When Jeff Probst starting live-tweeting Survivor last season, he did it because he wanted to, not because CBS asked him to. But just two episodes later, the network was encouraging fans to follow @JeffProbst before every commercial break. This season, he's both live-tweeting and answering viewer questions in 15-second video clips using Tout, and the fan response has been overwhelmingly positive. We talked to Probst about how he convinced CBS that live-tweeting was worthwhile, and why Ozzy has the fans to thank for his return to Survivor.
TVGuide.com: The first time you live-tweeted an episode, you said something like, "C'mon, guys, let's prove to CBS how cool this is." Were you getting pushback from the network about tweeting?

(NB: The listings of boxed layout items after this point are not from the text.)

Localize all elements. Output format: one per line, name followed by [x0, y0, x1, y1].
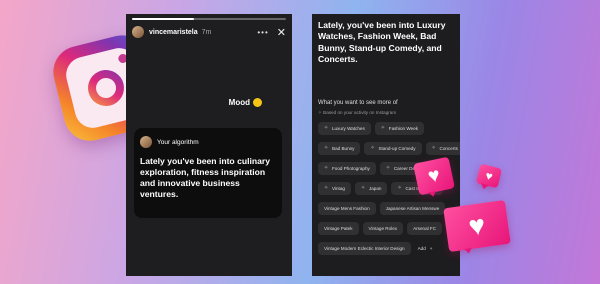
- mood-label: Mood: [228, 98, 250, 107]
- interest-chip-label: Vintage Patek: [324, 226, 353, 231]
- plus-icon: +: [429, 246, 433, 251]
- interest-chip-label: Vintag: [332, 186, 345, 191]
- algorithm-card-text: Lately you've been into culinary explora…: [140, 156, 271, 199]
- add-interest-button[interactable]: Add +: [415, 242, 436, 255]
- heart-icon: ♥: [425, 164, 443, 188]
- interest-chip[interactable]: Vintage Modern Eclectic Interior Design: [318, 242, 411, 255]
- heart-bubble: ♥: [475, 163, 503, 189]
- interest-chip[interactable]: ✧ Japan: [354, 182, 388, 195]
- algorithm-card-header: Your algorithm: [140, 136, 199, 148]
- sparkle-icon: ✧: [324, 125, 329, 131]
- sparkle-icon: ✧: [380, 125, 385, 131]
- interests-title: Lately, you've been into Luxury Watches,…: [318, 20, 446, 65]
- interest-chip-label: Concerts: [439, 146, 458, 151]
- smiling-face-icon: [253, 98, 262, 107]
- interest-chip[interactable]: ✧ Luxury Watches: [318, 122, 371, 135]
- close-icon[interactable]: ✕: [277, 26, 286, 39]
- interest-chip-label: Stand-up Comedy: [378, 146, 416, 151]
- interests-screen: Lately, you've been into Luxury Watches,…: [312, 14, 460, 276]
- story-time: 7m: [201, 28, 212, 36]
- sparkle-icon: ✧: [324, 185, 329, 191]
- interest-chip[interactable]: Vintage Patek: [318, 222, 359, 235]
- interest-chip-label: Vintage Mens Fashion: [324, 206, 370, 211]
- interest-chip-label: Japan: [368, 186, 382, 191]
- sparkle-icon: ✧: [324, 165, 329, 171]
- story-header: vincemaristela 7m ••• ✕: [132, 24, 286, 40]
- story-username[interactable]: vincemaristela: [149, 29, 198, 36]
- heart-bubble: ♥: [443, 199, 511, 253]
- interest-chip-label: Fashion Week: [388, 126, 419, 131]
- algorithm-card-heading: Your algorithm: [157, 138, 199, 146]
- interests-subprompt-text: Based on your activity on Instagram: [323, 110, 397, 115]
- interests-subprompt: ✧ Based on your activity on Instagram: [318, 110, 396, 116]
- story-progress-fill: [132, 18, 194, 20]
- interest-chip-label: Bad Bunny: [332, 146, 355, 151]
- interest-chip[interactable]: Japanese Artisan Menswe: [379, 202, 446, 215]
- sparkle-icon: ✧: [431, 145, 436, 151]
- story-screen: vincemaristela 7m ••• ✕ Mood Your algori…: [126, 14, 292, 276]
- story-progress-bar: [132, 18, 286, 20]
- interest-chip-label: Arsenal FC: [413, 226, 437, 231]
- interest-chip[interactable]: ✧ Stand-up Comedy: [364, 142, 422, 155]
- interest-chip[interactable]: ✧ Fashion Week: [374, 122, 425, 135]
- interest-chip-label: Luxury Watches: [332, 126, 365, 131]
- interest-chip[interactable]: Arsenal FC: [407, 222, 443, 235]
- interest-chip-list: ✧ Luxury Watches ✧ Fashion Week ✧ Bad Bunny ✧ S…: [318, 122, 460, 262]
- sparkle-icon: ✧: [397, 185, 402, 191]
- sparkle-icon: ✧: [370, 145, 375, 151]
- sparkle-icon: ✧: [385, 165, 391, 171]
- interest-chip-label: Vintage Modern Eclectic Interior Design: [324, 246, 405, 251]
- interest-chip-label: Vintage Rolex: [368, 226, 398, 231]
- more-dots-icon[interactable]: •••: [257, 28, 268, 37]
- heart-icon: ♥: [483, 168, 495, 184]
- interest-chip-label: Japanese Artisan Menswe: [385, 206, 440, 211]
- add-interest-label: Add: [417, 246, 426, 251]
- interest-chip[interactable]: ✧ Vintag: [318, 182, 351, 195]
- sparkle-icon: ✧: [324, 145, 329, 151]
- avatar: [140, 136, 152, 148]
- sparkle-icon: ✧: [360, 185, 366, 191]
- interests-prompt: What you want to see more of: [318, 100, 398, 106]
- interest-chip-label: Food Photography: [332, 166, 370, 171]
- interest-chip[interactable]: ✧ Bad Bunny: [318, 142, 361, 155]
- interest-chip[interactable]: ✧ Food Photography: [318, 162, 376, 175]
- interest-chip[interactable]: Vintage Mens Fashion: [318, 202, 376, 215]
- interest-chip[interactable]: Vintage Rolex: [362, 222, 404, 235]
- heart-icon: ♥: [466, 208, 488, 243]
- mood-sticker: Mood: [229, 98, 262, 107]
- interest-chip[interactable]: ✧ Concerts: [425, 142, 460, 155]
- algorithm-card: Your algorithm Lately you've been into c…: [134, 128, 282, 218]
- avatar[interactable]: [132, 26, 144, 38]
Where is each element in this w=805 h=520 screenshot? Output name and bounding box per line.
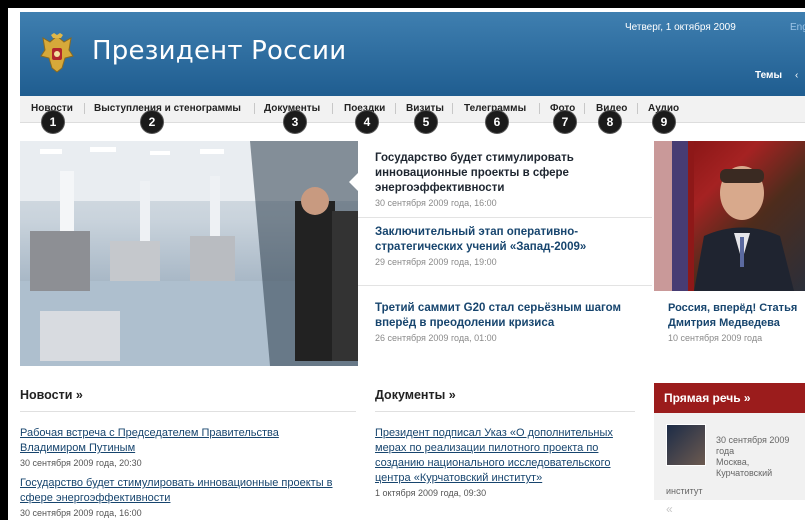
news-link[interactable]: Рабочая встреча с Председателем Правител… <box>20 426 340 456</box>
main-nav: Новости Выступления и стенограммы Докуме… <box>20 96 805 123</box>
news-date: 30 сентября 2009 года, 16:00 <box>20 508 142 518</box>
news-link[interactable]: Государство будет стимулировать инноваци… <box>20 476 340 506</box>
side-feature[interactable]: Россия, вперёд! Статья Дмитрия Медведева… <box>668 301 805 343</box>
topics-arrow-icon[interactable]: ‹ <box>795 70 798 81</box>
speech-place: Москва, Курчатовский <box>716 457 773 478</box>
divider <box>358 285 652 286</box>
coat-of-arms-icon[interactable] <box>38 32 76 74</box>
side-feature-date: 10 сентября 2009 года <box>668 333 763 343</box>
news-date: 30 сентября 2009 года, 20:30 <box>20 458 142 468</box>
marker-badge: 5 <box>414 110 438 134</box>
side-feature-photo[interactable] <box>654 141 805 291</box>
feature-headlines: Государство будет стимулировать инноваци… <box>358 141 652 366</box>
speech-place-cont: институт <box>666 486 703 496</box>
english-link[interactable]: Eng <box>790 22 805 33</box>
document-date: 1 октября 2009 года, 09:30 <box>375 488 487 498</box>
nav-divider <box>84 103 85 114</box>
nav-divider <box>637 103 638 114</box>
headline-title[interactable]: Третий саммит G20 стал серьёзным шагом в… <box>375 301 645 331</box>
nav-divider <box>395 103 396 114</box>
nav-divider <box>254 103 255 114</box>
headline-item[interactable]: Заключительный этап оперативно-стратегич… <box>375 225 645 267</box>
divider <box>375 411 635 412</box>
nav-divider <box>332 103 333 114</box>
nav-divider <box>539 103 540 114</box>
divider <box>20 411 356 412</box>
document-item[interactable]: Президент подписал Указ «О дополнительны… <box>375 426 625 498</box>
headline-date: 30 сентября 2009 года, 16:00 <box>375 198 497 208</box>
headline-title[interactable]: Заключительный этап оперативно-стратегич… <box>375 225 645 255</box>
marker-badge: 6 <box>485 110 509 134</box>
headline-title[interactable]: Государство будет стимулировать инноваци… <box>375 151 645 196</box>
topics-link[interactable]: Темы <box>755 70 782 81</box>
direct-speech-header[interactable]: Прямая речь » <box>654 383 805 413</box>
direct-speech-title[interactable]: Прямая речь » <box>664 391 751 405</box>
quote-mark-icon: « <box>666 502 673 516</box>
divider <box>358 217 652 218</box>
speech-date: 30 сентября 2009 года <box>716 435 790 456</box>
speech-meta: 30 сентября 2009 года Москва, Курчатовск… <box>716 435 801 479</box>
marker-badge: 9 <box>652 110 676 134</box>
page: Президент России Четверг, 1 октября 2009… <box>8 8 805 520</box>
news-item[interactable]: Рабочая встреча с Председателем Правител… <box>20 426 340 468</box>
site-title[interactable]: Президент России <box>92 36 346 66</box>
direct-speech-box[interactable]: 30 сентября 2009 года Москва, Курчатовск… <box>654 413 805 500</box>
marker-badge: 1 <box>41 110 65 134</box>
documents-section-title[interactable]: Документы » <box>375 388 456 402</box>
site-header: Президент России Четверг, 1 октября 2009… <box>20 12 805 96</box>
news-section-title[interactable]: Новости » <box>20 388 83 402</box>
current-date: Четверг, 1 октября 2009 <box>625 22 736 33</box>
headline-item[interactable]: Государство будет стимулировать инноваци… <box>375 151 645 208</box>
marker-badge: 2 <box>140 110 164 134</box>
document-link[interactable]: Президент подписал Указ «О дополнительны… <box>375 426 625 486</box>
headline-date: 26 сентября 2009 года, 01:00 <box>375 333 497 343</box>
nav-item-speeches[interactable]: Выступления и стенограммы <box>94 103 241 114</box>
side-feature-title[interactable]: Россия, вперёд! Статья Дмитрия Медведева <box>668 301 805 331</box>
marker-badge: 4 <box>355 110 379 134</box>
marker-badge: 7 <box>553 110 577 134</box>
marker-badge: 8 <box>598 110 622 134</box>
feature-photo[interactable] <box>20 141 358 366</box>
nav-divider <box>584 103 585 114</box>
marker-badge: 3 <box>283 110 307 134</box>
selection-pointer <box>349 173 358 191</box>
headline-date: 29 сентября 2009 года, 19:00 <box>375 257 497 267</box>
nav-divider <box>452 103 453 114</box>
news-item[interactable]: Государство будет стимулировать инноваци… <box>20 476 340 518</box>
headline-item[interactable]: Третий саммит G20 стал серьёзным шагом в… <box>375 301 645 343</box>
speaker-thumbnail[interactable] <box>666 424 706 466</box>
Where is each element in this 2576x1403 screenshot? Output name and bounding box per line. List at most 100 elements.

Initially, CBS just didn't have an opinion one way or another. They never said, "Don't do it," but they were not convinced at all that it was really worth pursuing.
TVGuide.com: So they definitely weren't about to promote it on the show.
Oh no. There was absolutely no consideration that they were ever going to promote it on the show. But I think this is a great example of how grassroots social media works. It's proof that we are in the initial stages of a new evolution in how shows can engage with viewers. CBS obviously knows what they're doing. They know how to run a network. But this was just a brand new idea to them.
TVGuide.com: What changed their minds?
After the first two weeks, I showed them a dozen people that said, "I used to DVR and now I watch it live." And that was all it took. I was actually shocked. I would never have even thought of asking them to do that. But they did quickly see that there was something happening here, and it encouraged me to ramp it up even more. I don't have a lot of followers in terms of most celebrities, but my number grew about 400 percent, and I attribute almost all of that to live-tweeting during Survivor episodes.
TVGuide.com: How has this experience changed the way you engage with viewers?
Probst: I've been doing a similar sort of engagement with viewers from day one. Whether I'm at the beach or in an airport, people want to talk about Survivor and they don't just say, "Hey, it's nice to meet you!" They say, "Tell me about Boston Rob" or "Is Russell really as crazy as he seems?" They get very specific because Survivor fans are loyal. We don't have casual viewers. People don't turn on Survivor and say, "I might watch this week." They tend to say, "I've never missed an episode."
TVGuide.com: It must be pretty surreal to have such instantaneous feedback from fans.
It is. You can pose a question and within two or three seconds you'll have several hundred responses, and you're able to go back to the creative team with that intel. In fact, part of the reason Ozzy is on the show is because I randomly tweeted "Who would you like to see back?" So many people said Ozzy, and I called the casting director and I said, "Ozzy is our No. 1." That was the deal-clincher to put him back on the show. It wasn't even a planned idea.
TVGuide.com: And now you've added these Tout videos into the mix — you've been filming 15-second video clips answering viewer questions at commercials. How did that come about?
About eight months ago a friend of mine who is a dean at Harvard started saying, "The next big thing is Tout." He told me that it was basically video-tweeting, and suggested I do it next season. It really stuck in my head. So I decided the best use of Tout for me would be to answer fan questions during commercials, much like letters to an editor, and that's what I've been doing.
TVGuide.com: Last week you asked fans what they thought of your Tout videos. What kind of feedback did you get?
I got a lot of positive feedback. And if it's any indicator, the Tout videos from the first episode had half a million views. I feel like I'm on the ground floor of something, and I want to share this with the audience. I want everyone to feel like we're all discovering something new together, before it becomes Twitter and everybody's doing it.
TVGuide.com: You once said in an interview that you think eventually live-tweeting will be written into actors' contracts. Do you still think that?
If I were starting a show right now and hiring talent, I would absolutely have a clause stating that for X amount of hours or for X amount of episodes, you need to engage in live social media. The idea that somebody in a small town in Nebraska could have a chance to talk to Ashton Kutcher during the premiere of Two and a Half Men is a crazy idea, but if Ashton decides to live-tweet, it could happen. So yes, I think it's the future. I truly believe we are the infancy of what is going to become, in our lifetime, a truly global conversation, where I'll be able to watch an episode of Survivor and on my screen have people from Guam and Brazil and Australia and the U.S. all watching it live with me. Within the next year or two, I want to have an interactive living room with 10 or 12 people from all over the world watching Survivor together. It's happening... it's going to happen.